There was a time when a computer weighed about 200 tons and occupied an entire room. Today, we’ve got smartphones that can do everything from mapping our way to a destination to capturing high-resolution photographs.
That’s how technology evolves – what was once inaccessible to the general public eventually becomes part of our daily lives. And 3D printing technology is no exception.
Soon, consumers will be able to design and print their own 3D creations with a device that fits in the palm of the hand.
A Lucky Duck
A duck named Buttercup gained superstar status when a 3D printing company made a prosthetic foot for the bird. He had been born with a malformed foot that was later amputated to prevent pain and infection. Once fitted with his new 3D replacement, Buttercup walked as normally as any other duck.
The technology that helped Buttercup regain mobility has been around since 1986. But recent funding and entrepreneurial efforts have created a renewed interest in 3D printing.
3D Printers for Everyone
If you wanted to have your own prosthetic duck foot crafted with 3D printing, until recently, you would’ve had to submit an order to a 3D printing company. But the technology became more accessible in 2012, when the Solidoodle printer hit the market. At $500, the Solidoodle was more in-line with consumer budgets than machines that cost about $2,000. It allows you print plastic pieces up to 6 cubic inches, like some of the more expensive machines, but it doesn’t have all the same capabilities.

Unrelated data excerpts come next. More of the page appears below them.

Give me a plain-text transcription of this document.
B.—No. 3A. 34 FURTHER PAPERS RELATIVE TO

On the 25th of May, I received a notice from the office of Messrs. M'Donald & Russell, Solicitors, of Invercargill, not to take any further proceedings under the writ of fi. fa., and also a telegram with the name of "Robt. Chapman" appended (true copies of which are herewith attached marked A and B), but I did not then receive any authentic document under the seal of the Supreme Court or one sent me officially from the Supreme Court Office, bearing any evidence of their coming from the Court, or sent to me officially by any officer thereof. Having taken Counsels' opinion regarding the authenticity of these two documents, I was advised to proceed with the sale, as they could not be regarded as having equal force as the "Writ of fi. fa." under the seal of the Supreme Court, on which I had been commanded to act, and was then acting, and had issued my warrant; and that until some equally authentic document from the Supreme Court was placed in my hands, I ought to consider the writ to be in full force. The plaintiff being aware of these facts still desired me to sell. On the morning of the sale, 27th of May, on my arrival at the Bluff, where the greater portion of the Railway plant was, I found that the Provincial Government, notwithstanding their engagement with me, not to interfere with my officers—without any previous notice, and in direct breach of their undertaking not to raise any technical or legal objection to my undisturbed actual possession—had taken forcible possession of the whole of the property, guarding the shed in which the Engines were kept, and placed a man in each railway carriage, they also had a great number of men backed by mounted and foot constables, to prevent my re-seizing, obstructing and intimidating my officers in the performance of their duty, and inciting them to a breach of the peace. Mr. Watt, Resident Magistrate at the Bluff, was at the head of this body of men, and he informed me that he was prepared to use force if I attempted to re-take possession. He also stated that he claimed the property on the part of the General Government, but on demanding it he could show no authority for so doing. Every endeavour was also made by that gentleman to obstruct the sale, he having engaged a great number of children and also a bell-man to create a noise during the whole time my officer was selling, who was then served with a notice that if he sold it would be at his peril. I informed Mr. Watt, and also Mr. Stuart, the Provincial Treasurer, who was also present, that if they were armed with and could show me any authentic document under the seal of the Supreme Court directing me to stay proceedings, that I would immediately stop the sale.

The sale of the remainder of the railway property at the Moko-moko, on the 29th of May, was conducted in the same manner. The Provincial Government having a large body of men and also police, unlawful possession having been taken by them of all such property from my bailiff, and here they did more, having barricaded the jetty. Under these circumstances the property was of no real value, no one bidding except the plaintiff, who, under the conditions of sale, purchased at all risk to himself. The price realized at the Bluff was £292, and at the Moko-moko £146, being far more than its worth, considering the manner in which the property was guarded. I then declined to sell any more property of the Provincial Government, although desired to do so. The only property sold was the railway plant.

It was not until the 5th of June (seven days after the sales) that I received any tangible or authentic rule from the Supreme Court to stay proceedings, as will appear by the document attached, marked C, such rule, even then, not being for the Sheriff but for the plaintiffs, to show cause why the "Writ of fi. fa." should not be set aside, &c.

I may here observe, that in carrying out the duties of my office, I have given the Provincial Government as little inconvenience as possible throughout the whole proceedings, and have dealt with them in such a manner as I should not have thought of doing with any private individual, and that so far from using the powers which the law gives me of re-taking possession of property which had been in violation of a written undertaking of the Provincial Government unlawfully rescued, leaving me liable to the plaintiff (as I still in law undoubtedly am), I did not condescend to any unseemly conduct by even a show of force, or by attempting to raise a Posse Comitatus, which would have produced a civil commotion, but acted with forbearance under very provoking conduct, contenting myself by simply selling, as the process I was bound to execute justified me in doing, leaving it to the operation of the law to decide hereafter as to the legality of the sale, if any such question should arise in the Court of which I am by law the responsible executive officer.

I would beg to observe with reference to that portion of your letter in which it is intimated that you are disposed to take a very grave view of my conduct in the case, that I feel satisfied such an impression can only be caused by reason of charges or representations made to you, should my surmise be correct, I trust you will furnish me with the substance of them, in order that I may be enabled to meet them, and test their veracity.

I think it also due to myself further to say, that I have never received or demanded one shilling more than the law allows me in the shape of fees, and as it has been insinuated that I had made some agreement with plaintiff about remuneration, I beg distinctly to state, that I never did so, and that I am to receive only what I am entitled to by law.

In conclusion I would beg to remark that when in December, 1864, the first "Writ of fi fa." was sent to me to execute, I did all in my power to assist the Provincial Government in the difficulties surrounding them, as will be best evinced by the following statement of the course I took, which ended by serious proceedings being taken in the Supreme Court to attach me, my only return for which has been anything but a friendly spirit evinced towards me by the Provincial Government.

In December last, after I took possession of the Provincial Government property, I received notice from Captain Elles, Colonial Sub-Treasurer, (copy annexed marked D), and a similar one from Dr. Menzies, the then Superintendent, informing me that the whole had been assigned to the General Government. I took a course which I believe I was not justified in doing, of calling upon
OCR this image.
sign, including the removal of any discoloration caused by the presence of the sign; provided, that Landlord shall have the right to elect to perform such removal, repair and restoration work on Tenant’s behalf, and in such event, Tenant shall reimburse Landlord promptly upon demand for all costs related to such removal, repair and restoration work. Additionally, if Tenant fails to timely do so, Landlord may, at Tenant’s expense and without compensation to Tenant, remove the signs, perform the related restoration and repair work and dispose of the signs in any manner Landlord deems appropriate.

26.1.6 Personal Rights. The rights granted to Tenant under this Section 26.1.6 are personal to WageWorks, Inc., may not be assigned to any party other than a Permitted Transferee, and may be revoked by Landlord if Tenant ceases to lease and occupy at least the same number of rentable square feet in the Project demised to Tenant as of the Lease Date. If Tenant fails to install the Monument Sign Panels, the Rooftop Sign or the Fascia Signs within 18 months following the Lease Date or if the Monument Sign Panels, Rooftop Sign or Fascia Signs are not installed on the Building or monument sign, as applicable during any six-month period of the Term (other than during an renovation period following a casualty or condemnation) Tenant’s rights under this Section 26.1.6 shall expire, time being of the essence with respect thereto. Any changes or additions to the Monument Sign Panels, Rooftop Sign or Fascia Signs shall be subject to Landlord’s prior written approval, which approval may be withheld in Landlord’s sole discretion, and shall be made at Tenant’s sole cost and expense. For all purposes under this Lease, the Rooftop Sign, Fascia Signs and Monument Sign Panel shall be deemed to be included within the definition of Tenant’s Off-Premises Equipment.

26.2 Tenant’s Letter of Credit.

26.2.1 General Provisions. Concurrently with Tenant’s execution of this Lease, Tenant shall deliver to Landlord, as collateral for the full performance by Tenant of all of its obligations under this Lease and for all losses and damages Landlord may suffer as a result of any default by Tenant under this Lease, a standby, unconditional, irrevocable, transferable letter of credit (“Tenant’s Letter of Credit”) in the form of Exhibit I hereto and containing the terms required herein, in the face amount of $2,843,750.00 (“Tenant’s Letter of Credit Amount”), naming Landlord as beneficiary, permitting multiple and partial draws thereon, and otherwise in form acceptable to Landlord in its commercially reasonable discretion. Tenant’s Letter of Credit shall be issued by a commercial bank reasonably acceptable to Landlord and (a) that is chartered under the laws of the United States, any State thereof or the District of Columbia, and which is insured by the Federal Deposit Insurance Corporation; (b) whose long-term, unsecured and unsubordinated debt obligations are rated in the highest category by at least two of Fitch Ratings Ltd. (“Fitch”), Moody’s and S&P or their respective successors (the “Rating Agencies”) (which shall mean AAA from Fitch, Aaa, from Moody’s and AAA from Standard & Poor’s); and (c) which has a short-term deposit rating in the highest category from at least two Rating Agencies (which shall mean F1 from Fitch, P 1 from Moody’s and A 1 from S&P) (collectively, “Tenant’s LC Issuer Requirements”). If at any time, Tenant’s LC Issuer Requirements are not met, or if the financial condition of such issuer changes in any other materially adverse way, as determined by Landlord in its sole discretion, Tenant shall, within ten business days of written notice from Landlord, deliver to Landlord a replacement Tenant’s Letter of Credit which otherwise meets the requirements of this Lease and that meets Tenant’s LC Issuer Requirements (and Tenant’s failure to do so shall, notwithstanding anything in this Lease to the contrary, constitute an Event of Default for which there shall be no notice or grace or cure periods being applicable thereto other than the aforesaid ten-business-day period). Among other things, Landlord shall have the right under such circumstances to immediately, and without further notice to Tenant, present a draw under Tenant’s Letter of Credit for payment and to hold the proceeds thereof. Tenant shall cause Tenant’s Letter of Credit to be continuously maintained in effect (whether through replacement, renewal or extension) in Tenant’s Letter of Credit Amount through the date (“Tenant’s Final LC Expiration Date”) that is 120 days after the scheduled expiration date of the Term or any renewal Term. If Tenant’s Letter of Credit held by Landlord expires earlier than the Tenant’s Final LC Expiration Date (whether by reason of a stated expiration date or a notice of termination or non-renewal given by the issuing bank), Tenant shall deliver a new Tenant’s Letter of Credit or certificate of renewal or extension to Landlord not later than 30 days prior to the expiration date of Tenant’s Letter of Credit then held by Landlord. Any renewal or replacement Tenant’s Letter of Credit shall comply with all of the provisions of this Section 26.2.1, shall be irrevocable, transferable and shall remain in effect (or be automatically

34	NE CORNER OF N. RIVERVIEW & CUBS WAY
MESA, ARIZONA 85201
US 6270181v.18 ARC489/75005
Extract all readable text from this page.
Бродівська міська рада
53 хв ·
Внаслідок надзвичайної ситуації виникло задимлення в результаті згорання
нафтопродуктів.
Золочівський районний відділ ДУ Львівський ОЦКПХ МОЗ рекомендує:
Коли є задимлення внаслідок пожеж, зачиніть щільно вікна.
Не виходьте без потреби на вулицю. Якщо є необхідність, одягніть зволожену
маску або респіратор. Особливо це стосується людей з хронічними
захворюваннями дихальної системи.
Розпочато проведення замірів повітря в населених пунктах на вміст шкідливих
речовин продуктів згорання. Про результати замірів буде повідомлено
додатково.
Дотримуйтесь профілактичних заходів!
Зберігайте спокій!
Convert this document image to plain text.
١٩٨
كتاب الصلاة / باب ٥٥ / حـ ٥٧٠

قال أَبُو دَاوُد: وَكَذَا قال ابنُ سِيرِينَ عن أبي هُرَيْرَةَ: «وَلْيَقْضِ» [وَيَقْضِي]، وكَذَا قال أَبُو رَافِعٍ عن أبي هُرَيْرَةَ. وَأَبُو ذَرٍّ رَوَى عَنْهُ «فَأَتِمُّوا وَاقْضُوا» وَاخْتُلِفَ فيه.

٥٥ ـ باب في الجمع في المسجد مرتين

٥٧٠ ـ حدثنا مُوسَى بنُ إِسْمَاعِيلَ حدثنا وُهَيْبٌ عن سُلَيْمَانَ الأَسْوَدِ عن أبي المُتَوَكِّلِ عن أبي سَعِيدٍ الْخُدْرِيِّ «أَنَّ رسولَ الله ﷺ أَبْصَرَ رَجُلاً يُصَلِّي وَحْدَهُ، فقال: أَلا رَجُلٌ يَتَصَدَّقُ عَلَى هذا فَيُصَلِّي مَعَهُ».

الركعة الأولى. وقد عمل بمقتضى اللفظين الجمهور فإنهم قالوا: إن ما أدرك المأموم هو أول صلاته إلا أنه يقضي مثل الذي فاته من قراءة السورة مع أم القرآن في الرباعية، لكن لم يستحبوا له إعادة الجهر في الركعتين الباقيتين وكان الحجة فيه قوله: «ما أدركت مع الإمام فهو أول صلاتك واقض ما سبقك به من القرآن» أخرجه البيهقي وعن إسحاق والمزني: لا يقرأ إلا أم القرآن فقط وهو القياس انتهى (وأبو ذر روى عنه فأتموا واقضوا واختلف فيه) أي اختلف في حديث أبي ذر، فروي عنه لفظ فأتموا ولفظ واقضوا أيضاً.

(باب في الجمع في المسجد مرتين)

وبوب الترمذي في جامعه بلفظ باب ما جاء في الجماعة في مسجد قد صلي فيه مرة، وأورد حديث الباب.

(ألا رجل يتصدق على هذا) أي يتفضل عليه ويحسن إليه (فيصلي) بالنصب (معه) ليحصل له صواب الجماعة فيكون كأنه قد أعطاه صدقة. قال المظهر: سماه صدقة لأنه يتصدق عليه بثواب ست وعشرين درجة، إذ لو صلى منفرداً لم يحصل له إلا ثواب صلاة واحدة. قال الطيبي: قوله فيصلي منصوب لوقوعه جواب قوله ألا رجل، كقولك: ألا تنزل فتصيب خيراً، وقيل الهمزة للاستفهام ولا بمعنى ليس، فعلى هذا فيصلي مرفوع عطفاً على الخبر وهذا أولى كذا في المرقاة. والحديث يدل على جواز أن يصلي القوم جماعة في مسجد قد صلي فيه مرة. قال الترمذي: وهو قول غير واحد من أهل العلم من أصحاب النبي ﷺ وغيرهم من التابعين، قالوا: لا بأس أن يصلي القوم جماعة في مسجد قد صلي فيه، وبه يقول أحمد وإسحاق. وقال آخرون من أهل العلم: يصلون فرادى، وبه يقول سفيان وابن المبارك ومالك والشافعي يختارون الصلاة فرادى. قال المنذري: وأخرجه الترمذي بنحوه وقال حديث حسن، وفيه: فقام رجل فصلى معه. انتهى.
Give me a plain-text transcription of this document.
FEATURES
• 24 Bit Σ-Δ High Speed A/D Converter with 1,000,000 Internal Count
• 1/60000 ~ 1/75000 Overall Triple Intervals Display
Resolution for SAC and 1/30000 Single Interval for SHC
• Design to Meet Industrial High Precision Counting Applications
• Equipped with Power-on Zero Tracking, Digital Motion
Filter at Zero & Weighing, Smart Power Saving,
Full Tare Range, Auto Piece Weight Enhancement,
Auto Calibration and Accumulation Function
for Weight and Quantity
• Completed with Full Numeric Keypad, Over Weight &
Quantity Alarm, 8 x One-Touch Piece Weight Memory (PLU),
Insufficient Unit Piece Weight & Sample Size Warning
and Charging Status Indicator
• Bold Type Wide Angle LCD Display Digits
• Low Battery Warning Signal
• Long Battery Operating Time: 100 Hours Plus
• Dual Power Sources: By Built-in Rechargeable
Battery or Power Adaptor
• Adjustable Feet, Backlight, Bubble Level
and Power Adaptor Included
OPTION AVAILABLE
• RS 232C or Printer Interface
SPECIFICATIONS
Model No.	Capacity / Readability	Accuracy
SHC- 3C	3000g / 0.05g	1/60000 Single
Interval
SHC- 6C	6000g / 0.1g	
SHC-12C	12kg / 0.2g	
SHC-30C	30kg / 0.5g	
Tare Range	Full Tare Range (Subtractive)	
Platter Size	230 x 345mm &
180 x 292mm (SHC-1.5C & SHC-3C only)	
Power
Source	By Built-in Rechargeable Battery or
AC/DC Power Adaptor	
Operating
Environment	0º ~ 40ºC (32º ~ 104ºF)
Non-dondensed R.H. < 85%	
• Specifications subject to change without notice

The new 3Doodler – that has more than exceeded its Kickstarter fundraising goal of $30,000 – will be the first 3D printer to sell for $75. Because users must “draw” freehand, or follow stencils to create 3D images from plastic, you wouldn’t be able to use it for micro molding or creating precise angles. But it’s a pretty cool concept, and one that would open the door to 3D printing for many consumers.
3D printing holds a lot of promise for medical use, specifically for the manufacture of prosthetic limbs. One industrious team has already created an artificial hand for $150, which is thousands of dollars cheaper than one would normally pay for a prosthesis.
The technology also poses some ethical concerns that have never come up before, especially since one company was able to create a working handgun with a 3D printer. Public policy hasn’t caught up with technology in this instance, but one can assume that lawyers who represent purveyors of 3D printers are already thinking about how to protect businesses from liability.
In another five years, perhaps 3D printers will be as much a part of our daily lives as smartphones. That’s good news for ducks in need of spare parts.